While the Bank of England and Bank of Japan have put further easing programs on their agenda, China’s Central Bank adopts a moderate monetary policy and is likely to continue over the following periods. The PBOC has been tightening short-term liquidity over the past two weeks by reducing the issuance of 7-day reverse repos. In terms of medium-term liquidity, the Central Bank has withdrawn cash in the broader scope but injected liquidity into target financial institutions. The benchmark rates for Yuan, SHIBOR O/N, 1W, 1M and 3M, are all in a downtrend beginning on June 28. These moves highly reduced the odds of the PBOC to cut rate in the near future. This will leave less downward pressure on the Chinese Yuan.

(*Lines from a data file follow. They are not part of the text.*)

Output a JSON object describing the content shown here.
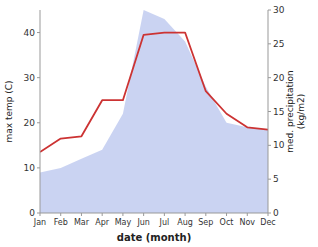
{
  "chart_data": {
    "type": "line",
    "categories": [
      "Jan",
      "Feb",
      "Mar",
      "Apr",
      "May",
      "Jun",
      "Jul",
      "Aug",
      "Sep",
      "Oct",
      "Nov",
      "Dec"
    ],
    "series": [
      {
        "type": "area",
        "color": "#b8c4ee",
        "values": [
          9.0,
          10.0,
          12.0,
          14.0,
          22.0,
          45.0,
          43.0,
          38.0,
          28.0,
          20.0,
          19.0,
          18.5
        ]
      },
      {
        "type": "line",
        "color": "#cc3333",
        "values": [
          13.5,
          16.5,
          17.0,
          25.0,
          25.0,
          39.5,
          40.0,
          40.0,
          27.0,
          22.0,
          19.0,
          18.5
        ]
      }
    ],
    "xlabel": "date (month)",
    "ylabel": "max temp (C)",
    "y2label": "med. precipitation\n(kg/m2)",
    "ylim": [
      0,
      45
    ],
    "yticks": [
      0,
      10,
      20,
      30,
      40
    ],
    "y2lim": [
      0,
      30
    ],
    "y2ticks": [
      0,
      5,
      10,
      15,
      20,
      25,
      30
    ],
    "grid": false
  }
}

Under China’s current economic situation, introducing more stimulus may not help the economy much. The most recent New Yuan Loans show that bank credit issued in the first half of 2016 was 7.53 trillion Yuan, increasing 967.1 billion Yuan from its 2015 read. However, the growth in private investment in the first six months dropped sharply to 2.8% from 11.4% a year ago. Private investment is one of the most important leading indicators to evaluate China’s economy as it has accounted for approximate 60% of China’s GDP and contributed to 80% of overall employment. The low private investment and high Yuan loans indicate that A) private sectors lack investment opportunities, and this is bad news for the economy, and B) those loans are not being made to private investment. In fact, the breakdown of the New Yuan Loans shows that 2.95 trillion Yuan of loans went to the real estate sector over the first half year. Thanks to soaring home prices in tier-one and tier-two cities, Chinese banks have issued a huge amount of mortgages to households. They prefer to lend to home purchasers who have lower risk rather than to companies looking to develop business in a slowing economy. Thus, even if the Central Bank introduces more stimulus, banks may still have less incentive to lend to businesses as was seen in January; and companies may still have less incentive to borrow to expand their business. Most likely, liquidity will flow into the housing sector and increase the risk of price bubbles even more.

External factors, on the other hand, could drive large moves in Yuan rates next week. European Central Bank (ECB) will announce its benchmark rate decision on July 21 and host a press conference following the release. A rate cut or an outlook on further easing programs could bring down the Euro, which is included in the Yuan currency basket. In order to maintain the Yuan’s relative stability to the currency basket, the Dollar/Yuan pair may need to move in the opposite direction. Still, 6.70 is a major level that the PBOC has been watching. The offshore USD/CNH fell below 6.70 on Tuesday following the sudden increase in Yuan borrowing costs. Traders will want to keep a close eye on Yuan’s daily fixing. A fixing above 6.70 is a signal that the PBOC agrees with Yuan breakout and moving further lower against the Dollar. In addition to PBOC’s guidance, event risks including US Jobless Claims, Home Sales, as well as Republican National Convention could directly affect Dollar/Yuan pairs as well.